Stevens Hosts Layer-by-Layer (LbL) Conference
Stevens Institute of Technology hosted the Layer-by-Layer Conference on June 23 25, 2014 in Hoboken, New Jersey. The Layer-by-Layer (LbL) Assemblies: Science and Technology Conference engaged researchers and industry members from around the world to discuss the latest fundamental and technological developments in the field of sequentially adsorbed, LbL-processed thin film materials.
According to conference organizers, Svetlana Sukhishvili, Stevens Institute of Technology and Michael Rubner, Massachusetts Institute of Technology, the conference brought together leading scholars from the LbL field to share the latest technical information to stimulate new ideas and applications for LbL assemblies.
Featured research included various topics pertaining to the fundamentals of LbL assembly, emerging applications of LbL film, tissue engineering, drug delivery, optoelectronics and separation technologies, antibacterial protection of biomedical implants, food and flexible electronic packaging, among others.
According to Gero Decher, L'Institue Charles Sadron in Strasbourg, founder of LbL technology, the conference provided a mix of fundamental applied research, including 3M's use of platform technology in the LbL field.
“It's exciting to see the field being important to industry and to one of their future technologies,” said Decher.
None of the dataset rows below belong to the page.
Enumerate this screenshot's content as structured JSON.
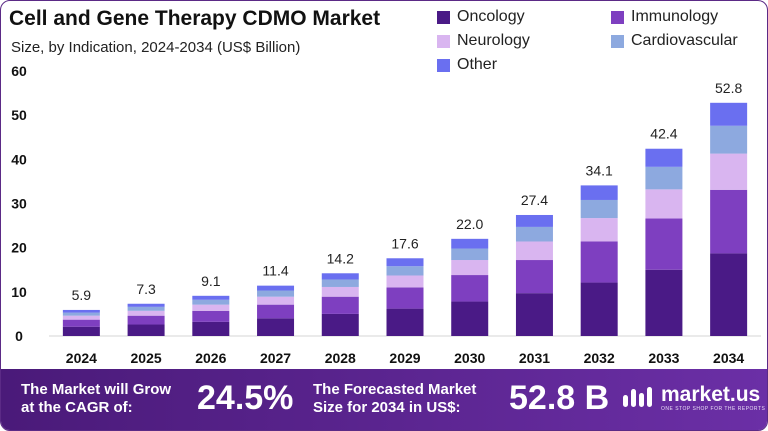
{
  "chart_data": {
    "type": "bar",
    "stacked": true,
    "title": "Cell and Gene Therapy CDMO Market",
    "subtitle": "Size, by Indication, 2024-2034  (US$ Billion)",
    "categories": [
      "2024",
      "2025",
      "2026",
      "2027",
      "2028",
      "2029",
      "2030",
      "2031",
      "2032",
      "2033",
      "2034"
    ],
    "totals": [
      5.9,
      7.3,
      9.1,
      11.4,
      14.2,
      17.6,
      22.0,
      27.4,
      34.1,
      42.4,
      52.8
    ],
    "total_labels": [
      "5.9",
      "7.3",
      "9.1",
      "11.4",
      "14.2",
      "17.6",
      "22.0",
      "27.4",
      "34.1",
      "42.4",
      "52.8"
    ],
    "series": [
      {
        "name": "Oncology",
        "color": "#4a1a86",
        "values": [
          2.1,
          2.6,
          3.2,
          4.0,
          5.0,
          6.2,
          7.8,
          9.7,
          12.1,
          15.0,
          18.7
        ]
      },
      {
        "name": "Immunology",
        "color": "#7e3fc0",
        "values": [
          1.6,
          2.0,
          2.5,
          3.1,
          3.9,
          4.8,
          6.0,
          7.5,
          9.3,
          11.6,
          14.4
        ]
      },
      {
        "name": "Neurology",
        "color": "#d9b5f0",
        "values": [
          0.9,
          1.1,
          1.4,
          1.8,
          2.2,
          2.7,
          3.4,
          4.2,
          5.3,
          6.6,
          8.2
        ]
      },
      {
        "name": "Cardiovascular",
        "color": "#8da9df",
        "values": [
          0.7,
          0.9,
          1.1,
          1.4,
          1.7,
          2.1,
          2.6,
          3.3,
          4.1,
          5.1,
          6.3
        ]
      },
      {
        "name": "Other",
        "color": "#6a6ff0",
        "values": [
          0.6,
          0.7,
          0.9,
          1.1,
          1.4,
          1.8,
          2.2,
          2.7,
          3.3,
          4.1,
          5.2
        ]
      }
    ],
    "yticks": [
      "0",
      "10",
      "20",
      "30",
      "40",
      "50",
      "60"
    ],
    "ylim": [
      0,
      60
    ],
    "grid": false,
    "legend_position": "top-right"
  },
  "footer": {
    "cagr_label_line1": "The Market will Grow",
    "cagr_label_line2": "at the CAGR of:",
    "cagr_value": "24.5%",
    "forecast_label_line1": "The Forecasted Market",
    "forecast_label_line2": "Size for 2034 in US$:",
    "forecast_value": "52.8 B",
    "brand_name": "market.us",
    "brand_tagline": "ONE STOP SHOP FOR THE REPORTS"
  }
}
Decher also noted how the conference “provided a certain maturity that allows the group to address more and more questions not any more related to film-making, but related to highly specialized target areas in biology and materials science.”
Likewise, conference organizer Svetlana Sukhishvili explains, “What is special about the LbL technology is its broad range of applications. This technology is less than 23 years old and already changing industry across many fields,” she said.
The conference over one hundred participants, including young talent and experts from all over the world who came to Stevens Institute of Technology to learn about the advances in LbL technology.
“There were a number of participants from every portion of the field represented by 16 countries from across the globe,” says Sukhishvili.